Le souci, c’est qu’elle part aussi sur des bases élevées en termes de bêtises hors pelouse. Friday arrive ainsi au rassemblement pour le match contre Watford avec le visage tuméfié et explique que sa copine (car il a évidemment déjà divorcé de son premier mariage) l’a frappé avec une boîte de conserve. De même que très alcoolisé, et sans doute sous acides, il attaque, dans un pub de Reading, un chauffeur de taxi avec une fourchette en plastique. Sans compter des anges en pierre volés dans un cimetière à côté duquel le bus de l’équipe avait fait une pause en revenant d’un déplacement. Le clou étant un vol de cygne (oui, oui, vivant) dans le jardin d’un hôtel une veille de match à l’extérieur.
Le 1er Avril 1976, il marque le plus beau but de sa carrière. Dos au but à une trentaine de mètres, il jongle pour contrôler la réception de la passe avant de pivoter sur lui-même et d’envoyer le ballon en pleine lucarne. Clive Thomas, l’arbitre de la rencontre ne pourra d’ailleurs se retenir d’applaudir en plein match. Quand il viendra le féliciter après le match, Friday lui répondra: « Vous devriez venir plus souvent, j’en mets tous les weekends des comme ça. »
Le 22 du même mois, après un match nul 2-2 à Cambridge où Friday a marqué le deuxième but (son 21ème de la saison), Reading valide sa montée en troisième division. Montée que Friday fêtera à sa façon en volant un carton de verres à vin dans le restaurant où avait lieu la fête post montée.
Élu une nouvelle fois joueur de l’année par les supporters, il termine la saison à 22 buts et un bilan disciplinaire effarant pour un avant-centre de 9 cartons jaunes.
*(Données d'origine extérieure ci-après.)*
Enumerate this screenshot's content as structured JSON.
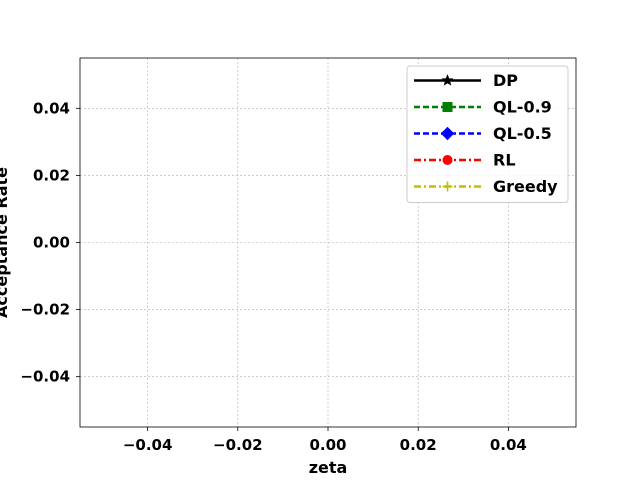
{
  "chart_data": {
    "type": "line",
    "title": "",
    "xlabel": "zeta",
    "ylabel": "Acceptance Rate",
    "xlim": [
      -0.055,
      0.055
    ],
    "ylim": [
      -0.055,
      0.055
    ],
    "x_ticks": [
      -0.04,
      -0.02,
      0.0,
      0.02,
      0.04
    ],
    "x_tick_labels": [
      "−0.04",
      "−0.02",
      "0.00",
      "0.02",
      "0.04"
    ],
    "y_ticks": [
      -0.04,
      -0.02,
      0.0,
      0.02,
      0.04
    ],
    "y_tick_labels": [
      "−0.04",
      "−0.02",
      "0.00",
      "0.02",
      "0.04"
    ],
    "grid": true,
    "legend_position": "top-right",
    "series": [
      {
        "name": "DP",
        "color": "#000000",
        "linestyle": "solid",
        "marker": "star",
        "x": [],
        "y": []
      },
      {
        "name": "QL-0.9",
        "color": "#008000",
        "linestyle": "dashed",
        "marker": "square",
        "x": [],
        "y": []
      },
      {
        "name": "QL-0.5",
        "color": "#0000ff",
        "linestyle": "dashed",
        "marker": "diamond",
        "x": [],
        "y": []
      },
      {
        "name": "RL",
        "color": "#ff0000",
        "linestyle": "dashdot",
        "marker": "circle",
        "x": [],
        "y": []
      },
      {
        "name": "Greedy",
        "color": "#bfbf00",
        "linestyle": "dashdot",
        "marker": "plus",
        "x": [],
        "y": []
      }
    ]
  }
}
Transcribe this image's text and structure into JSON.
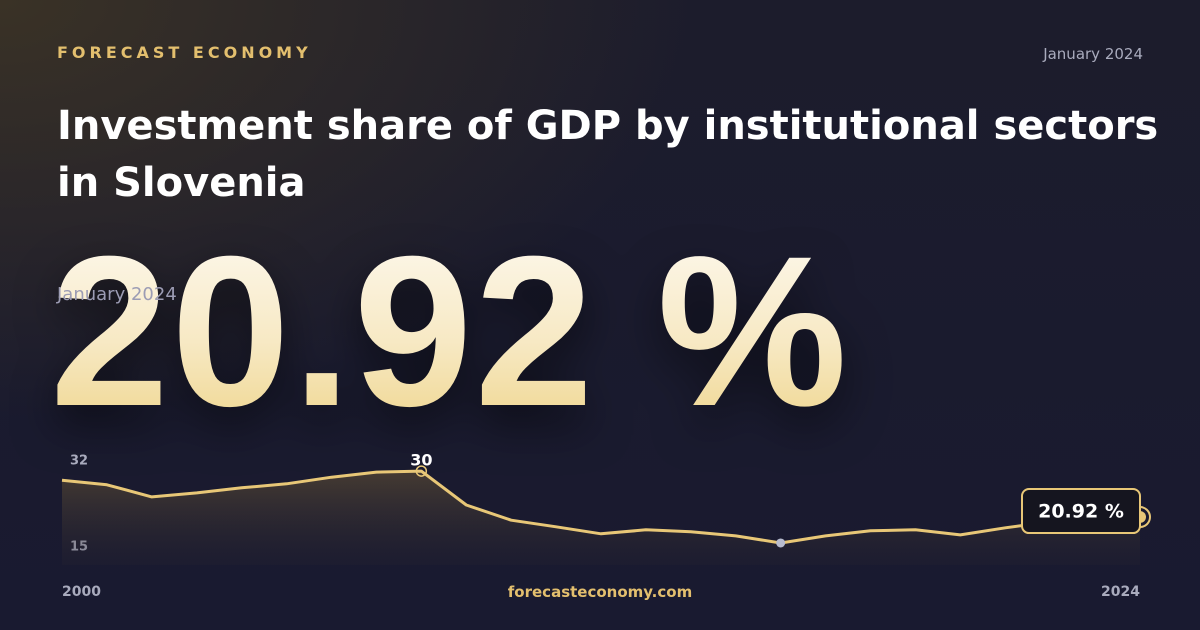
{
  "brand": "FORECAST ECONOMY",
  "date": "January 2024",
  "title": "Investment share of GDP by institutional sectors in Slovenia",
  "footer": "forecasteconomy.com",
  "chart_data": {
    "type": "line",
    "x": [
      2000,
      2001,
      2002,
      2003,
      2004,
      2005,
      2006,
      2007,
      2008,
      2009,
      2010,
      2011,
      2012,
      2013,
      2014,
      2015,
      2016,
      2017,
      2018,
      2019,
      2020,
      2021,
      2022,
      2023,
      2024
    ],
    "values": [
      28.2,
      27.3,
      24.9,
      25.7,
      26.7,
      27.5,
      28.8,
      29.8,
      30,
      23.3,
      20.3,
      19.0,
      17.6,
      18.4,
      18.0,
      17.2,
      15.8,
      17.2,
      18.2,
      18.4,
      17.4,
      18.8,
      20.0,
      20.5,
      20.92
    ],
    "value_labels": [
      null,
      null,
      null,
      null,
      null,
      null,
      null,
      null,
      null,
      null,
      null,
      null,
      null,
      null,
      null,
      null,
      null,
      null,
      null,
      null,
      null,
      null,
      null,
      null,
      "20.92 %"
    ],
    "color": "#e8c777",
    "xlim": [
      2000,
      2024
    ],
    "xticks": [
      2000,
      2024
    ],
    "ylim": [
      15,
      32
    ],
    "yticks": [
      15,
      32
    ],
    "grid": false
  }
}
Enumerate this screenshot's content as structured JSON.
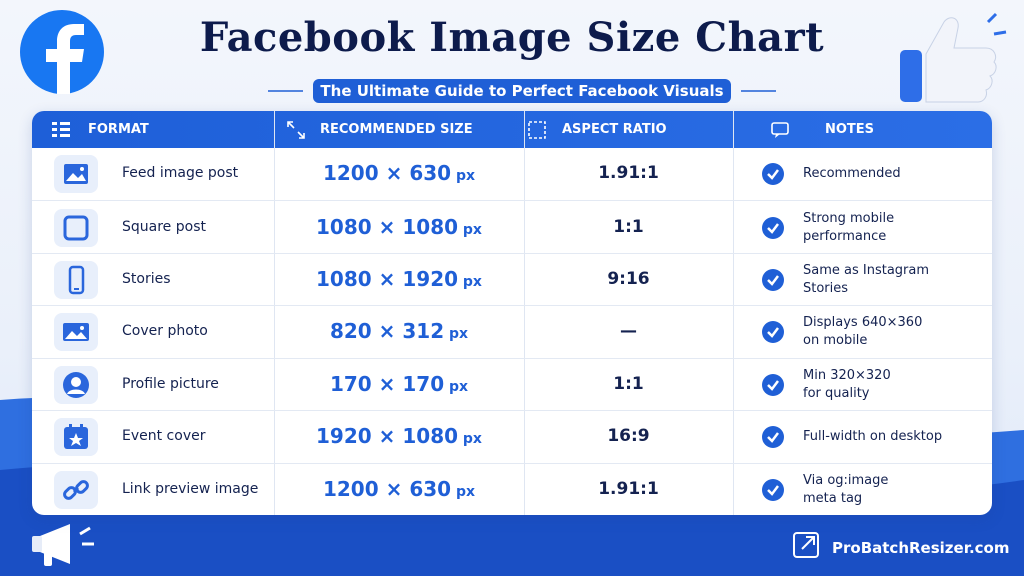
{
  "header": {
    "title": "Facebook Image Size Chart",
    "subtitle": "The Ultimate Guide to Perfect Facebook Visuals"
  },
  "table": {
    "columns": [
      "FORMAT",
      "RECOMMENDED SIZE",
      "ASPECT RATIO",
      "NOTES"
    ],
    "rows": [
      {
        "format": "Feed image post",
        "size": "1200 × 630",
        "unit": "px",
        "ratio": "1.91:1",
        "notes": [
          "Recommended"
        ]
      },
      {
        "format": "Square post",
        "size": "1080 × 1080",
        "unit": "px",
        "ratio": "1:1",
        "notes": [
          "Strong mobile",
          "performance"
        ]
      },
      {
        "format": "Stories",
        "size": "1080 × 1920",
        "unit": "px",
        "ratio": "9:16",
        "notes": [
          "Same as Instagram",
          "Stories"
        ]
      },
      {
        "format": "Cover photo",
        "size": "820 × 312",
        "unit": "px",
        "ratio": "—",
        "notes": [
          "Displays 640×360",
          "on mobile"
        ]
      },
      {
        "format": "Profile picture",
        "size": "170 × 170",
        "unit": "px",
        "ratio": "1:1",
        "notes": [
          "Min 320×320",
          "for quality"
        ]
      },
      {
        "format": "Event cover",
        "size": "1920 × 1080",
        "unit": "px",
        "ratio": "16:9",
        "notes": [
          "Full-width on desktop"
        ]
      },
      {
        "format": "Link preview image",
        "size": "1200 × 630",
        "unit": "px",
        "ratio": "1.91:1",
        "notes": [
          "Via og:image",
          "meta tag"
        ]
      }
    ]
  },
  "footer": {
    "site": "ProBatchResizer.com"
  }
}
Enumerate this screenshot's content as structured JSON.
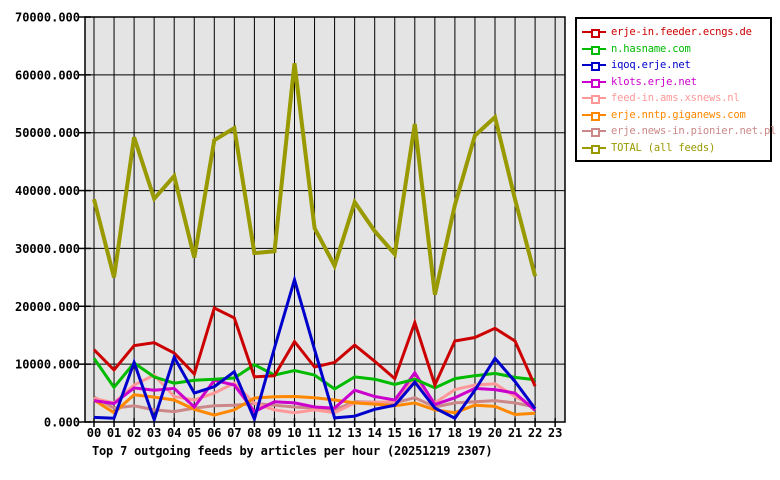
{
  "chart_data": {
    "type": "line",
    "title": "Top 7 outgoing feeds by articles per hour (20251219 2307)",
    "x_tick_labels": [
      "00",
      "01",
      "02",
      "03",
      "04",
      "05",
      "06",
      "07",
      "08",
      "09",
      "10",
      "11",
      "12",
      "13",
      "14",
      "15",
      "16",
      "17",
      "18",
      "19",
      "20",
      "21",
      "22",
      "23"
    ],
    "y_tick_labels": [
      "0.000",
      "10000.000",
      "20000.000",
      "30000.000",
      "40000.000",
      "50000.000",
      "60000.000",
      "70000.000"
    ],
    "ylim": [
      0,
      70000
    ],
    "y_step": 10000,
    "grid": true,
    "legend_position": "right",
    "plot_bg_color": "#e4e4e4",
    "series": [
      {
        "name": "erje-in.feeder.ecngs.de",
        "color": "#cc0000",
        "values": [
          12500,
          9000,
          13200,
          13700,
          11900,
          8300,
          19700,
          18000,
          7800,
          8000,
          13900,
          9500,
          10300,
          13300,
          10500,
          7500,
          17200,
          6400,
          14000,
          14600,
          16200,
          14000,
          6200
        ]
      },
      {
        "name": "n.hasname.com",
        "color": "#00bb00",
        "values": [
          11000,
          6000,
          10200,
          7800,
          6700,
          7200,
          7400,
          7600,
          9900,
          8100,
          8900,
          8100,
          5700,
          7800,
          7400,
          6500,
          7400,
          5900,
          7500,
          8000,
          8400,
          7700,
          7300
        ]
      },
      {
        "name": "iqoq.erje.net",
        "color": "#0000cc",
        "values": [
          800,
          650,
          10300,
          400,
          11200,
          5000,
          6100,
          8700,
          500,
          12800,
          24600,
          12500,
          700,
          1000,
          2200,
          2900,
          6900,
          2400,
          650,
          5500,
          11000,
          7000,
          2300
        ]
      },
      {
        "name": "klots.erje.net",
        "color": "#cc00cc",
        "values": [
          3700,
          3200,
          5900,
          5500,
          5800,
          2600,
          7200,
          6400,
          1800,
          3500,
          3300,
          2600,
          2400,
          5500,
          4400,
          3800,
          8500,
          3000,
          4200,
          5800,
          5600,
          5000,
          2000
        ]
      },
      {
        "name": "feed-in.ams.xsnews.nl",
        "color": "#ff9999",
        "values": [
          4100,
          3300,
          6400,
          8100,
          4400,
          3800,
          5000,
          6700,
          3250,
          2100,
          1600,
          2100,
          1600,
          3300,
          3400,
          3500,
          7500,
          3300,
          5600,
          6400,
          6600,
          4400,
          2500
        ]
      },
      {
        "name": "erje.nntp.giganews.com",
        "color": "#ff8800",
        "values": [
          3800,
          1600,
          4700,
          4300,
          3800,
          2200,
          1200,
          2100,
          4150,
          4350,
          4400,
          4200,
          3800,
          3300,
          3100,
          2800,
          3300,
          2100,
          1600,
          2900,
          2700,
          1300,
          1500
        ]
      },
      {
        "name": "erje.news-in.pionier.net.pl",
        "color": "#cc8888",
        "values": [
          4300,
          2400,
          2800,
          2100,
          1800,
          2400,
          2800,
          2900,
          3200,
          2900,
          2600,
          2400,
          2100,
          3500,
          3400,
          3300,
          4200,
          2600,
          3300,
          3500,
          3700,
          3300,
          2600
        ]
      },
      {
        "name": "TOTAL (all feeds)",
        "color": "#999900",
        "values": [
          38500,
          25000,
          49200,
          38600,
          42500,
          28400,
          48700,
          50800,
          29200,
          29500,
          62000,
          33500,
          27000,
          38000,
          33000,
          29000,
          51500,
          22000,
          37500,
          49500,
          52700,
          38500,
          25200
        ]
      }
    ]
  }
}
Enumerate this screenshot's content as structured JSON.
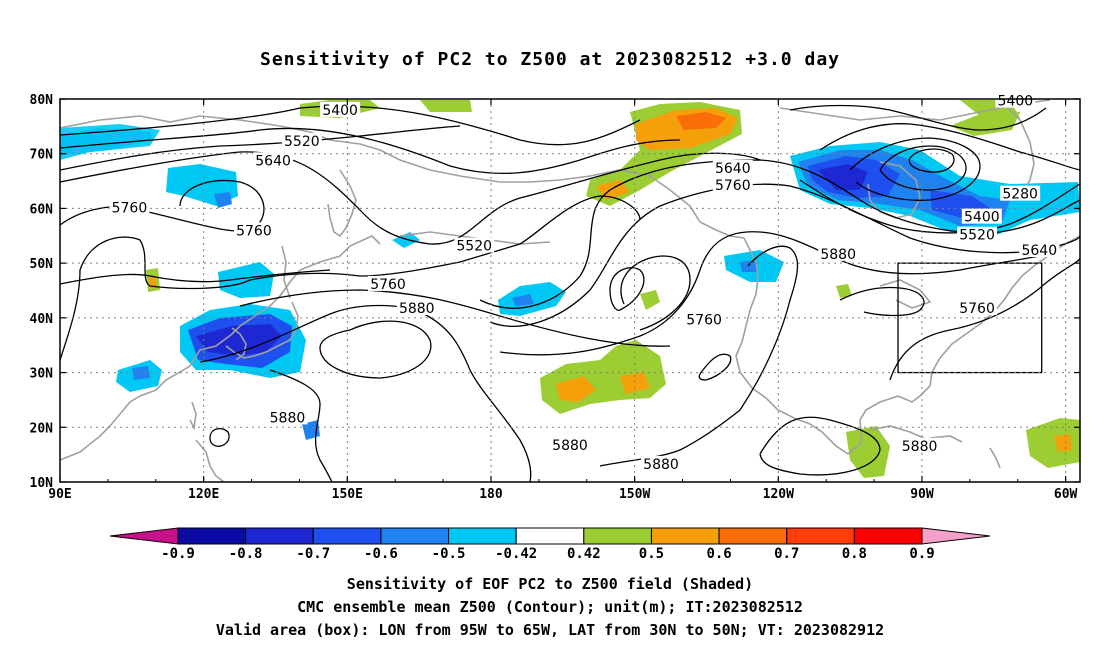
{
  "title": "Sensitivity of PC2 to Z500 at 2023082512 +3.0 day",
  "map": {
    "lon_range": [
      90,
      303
    ],
    "lat_range": [
      10,
      80
    ],
    "lon_ticks": [
      {
        "lon": 90,
        "label": "90E"
      },
      {
        "lon": 120,
        "label": "120E"
      },
      {
        "lon": 150,
        "label": "150E"
      },
      {
        "lon": 180,
        "label": "180"
      },
      {
        "lon": 210,
        "label": "150W"
      },
      {
        "lon": 240,
        "label": "120W"
      },
      {
        "lon": 270,
        "label": "90W"
      },
      {
        "lon": 300,
        "label": "60W"
      }
    ],
    "lat_ticks": [
      {
        "lat": 80,
        "label": "80N"
      },
      {
        "lat": 70,
        "label": "70N"
      },
      {
        "lat": 60,
        "label": "60N"
      },
      {
        "lat": 50,
        "label": "50N"
      },
      {
        "lat": 40,
        "label": "40N"
      },
      {
        "lat": 30,
        "label": "30N"
      },
      {
        "lat": 20,
        "label": "20N"
      },
      {
        "lat": 10,
        "label": "10N"
      }
    ],
    "grid": "dotted",
    "valid_box": {
      "lon_min": 265,
      "lon_max": 295,
      "lat_min": 30,
      "lat_max": 50
    },
    "contour_labels": [
      {
        "text": "5400",
        "lon": 148.5,
        "lat": 78
      },
      {
        "text": "5520",
        "lon": 140.5,
        "lat": 72.3
      },
      {
        "text": "5640",
        "lon": 134.5,
        "lat": 68.8
      },
      {
        "text": "5760",
        "lon": 104.5,
        "lat": 60.2
      },
      {
        "text": "5760",
        "lon": 130.5,
        "lat": 56
      },
      {
        "text": "5520",
        "lon": 176.5,
        "lat": 53.2
      },
      {
        "text": "5760",
        "lon": 158.5,
        "lat": 46.2
      },
      {
        "text": "5880",
        "lon": 164.5,
        "lat": 41.8
      },
      {
        "text": "5760",
        "lon": 224.5,
        "lat": 39.7
      },
      {
        "text": "5640",
        "lon": 230.5,
        "lat": 67.4
      },
      {
        "text": "5760",
        "lon": 230.5,
        "lat": 64.3
      },
      {
        "text": "5880",
        "lon": 252.5,
        "lat": 51.7
      },
      {
        "text": "5400",
        "lon": 289.5,
        "lat": 79.7
      },
      {
        "text": "5280",
        "lon": 290.5,
        "lat": 62.7
      },
      {
        "text": "5400",
        "lon": 282.5,
        "lat": 58.5
      },
      {
        "text": "5520",
        "lon": 281.5,
        "lat": 55.2
      },
      {
        "text": "5640",
        "lon": 294.5,
        "lat": 52.4
      },
      {
        "text": "5760",
        "lon": 281.5,
        "lat": 41.8
      },
      {
        "text": "5880",
        "lon": 137.5,
        "lat": 21.8
      },
      {
        "text": "5880",
        "lon": 196.5,
        "lat": 16.8
      },
      {
        "text": "5880",
        "lon": 215.5,
        "lat": 13.3
      },
      {
        "text": "5880",
        "lon": 269.5,
        "lat": 16.6
      }
    ]
  },
  "colorbar": {
    "labels": [
      "-0.9",
      "-0.8",
      "-0.7",
      "-0.6",
      "-0.5",
      "-0.42",
      "0.42",
      "0.5",
      "0.6",
      "0.7",
      "0.8",
      "0.9"
    ],
    "colors": [
      "#c8108a",
      "#0a0aa5",
      "#1e28d2",
      "#1e50f0",
      "#1e82f0",
      "#00c8f5",
      "#ffffff",
      "#9ccd32",
      "#f5a00a",
      "#fa6e0a",
      "#ff3c0a",
      "#ff0000",
      "#f5a0c8"
    ]
  },
  "captions": {
    "line1": "Sensitivity of EOF PC2 to Z500 field (Shaded)",
    "line2": "CMC ensemble mean Z500 (Contour); unit(m); IT:2023082512",
    "line3": "Valid area (box): LON from 95W to 65W, LAT from 30N to 50N; VT: 2023082912"
  }
}
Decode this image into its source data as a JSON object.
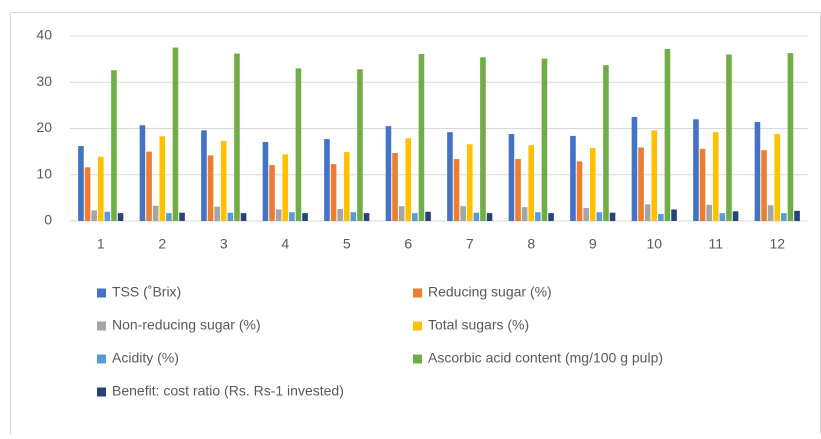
{
  "chart_data": {
    "type": "bar",
    "categories": [
      "1",
      "2",
      "3",
      "4",
      "5",
      "6",
      "7",
      "8",
      "9",
      "10",
      "11",
      "12"
    ],
    "series": [
      {
        "name": "TSS (˚Brix)",
        "color": "#4472c4",
        "values": [
          16.2,
          20.7,
          19.6,
          17.1,
          17.7,
          20.5,
          19.2,
          18.8,
          18.4,
          22.5,
          22.0,
          21.4
        ]
      },
      {
        "name": "Reducing sugar (%)",
        "color": "#ed7d31",
        "values": [
          11.6,
          15.0,
          14.2,
          12.1,
          12.3,
          14.7,
          13.4,
          13.4,
          12.9,
          15.9,
          15.6,
          15.3
        ]
      },
      {
        "name": "Non-reducing sugar (%)",
        "color": "#a5a5a5",
        "values": [
          2.3,
          3.3,
          3.1,
          2.5,
          2.6,
          3.2,
          3.2,
          3.0,
          2.8,
          3.6,
          3.5,
          3.4
        ]
      },
      {
        "name": "Total sugars (%)",
        "color": "#ffc000",
        "values": [
          13.9,
          18.3,
          17.3,
          14.4,
          14.9,
          17.9,
          16.6,
          16.4,
          15.8,
          19.6,
          19.2,
          18.8
        ]
      },
      {
        "name": "Acidity (%)",
        "color": "#5b9bd5",
        "values": [
          2.0,
          1.7,
          1.8,
          1.9,
          1.9,
          1.7,
          1.8,
          1.9,
          1.9,
          1.5,
          1.7,
          1.7
        ]
      },
      {
        "name": "Ascorbic acid content (mg/100 g pulp)",
        "color": "#70ad47",
        "values": [
          32.6,
          37.5,
          36.2,
          33.0,
          32.8,
          36.1,
          35.4,
          35.1,
          33.7,
          37.2,
          36.0,
          36.3
        ]
      },
      {
        "name": "Benefit: cost ratio (Rs. Rs-1 invested)",
        "color": "#264478",
        "values": [
          1.7,
          1.8,
          1.7,
          1.7,
          1.7,
          2.0,
          1.7,
          1.7,
          1.8,
          2.5,
          2.1,
          2.2
        ]
      }
    ],
    "ylim": [
      0,
      40
    ],
    "yticks": [
      0,
      10,
      20,
      30,
      40
    ],
    "grid": true,
    "legend": "bottom"
  }
}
Il convole en (plus ou moins) justes noces pour la deuxième foi en juin après avoir fumé des joints au vu et au su de tous les convives et de la presse sur les marches de l’église. Et pour faire bonne figure, en avoir aussi offert à tous ses coéquipiers. Puis part avec sa nouvelle femme en lune de miel à Amsterdam où il fera grand honneur aux spécialités locales, surtout celles qu’on fume.
Par ailleurs, estimant, non sans raison, avoir le talent pour viser plus haut que Reading, il demande son transfert.
Lors de la saison 1976-1977, Reading commence plutôt bien pour un promu puisque le club est en tête après six journées. Mais Friday est clairement moins performant qu’à l’accoutumée, même s’il marque deux buts et provoque un penalty sur ces six matchs.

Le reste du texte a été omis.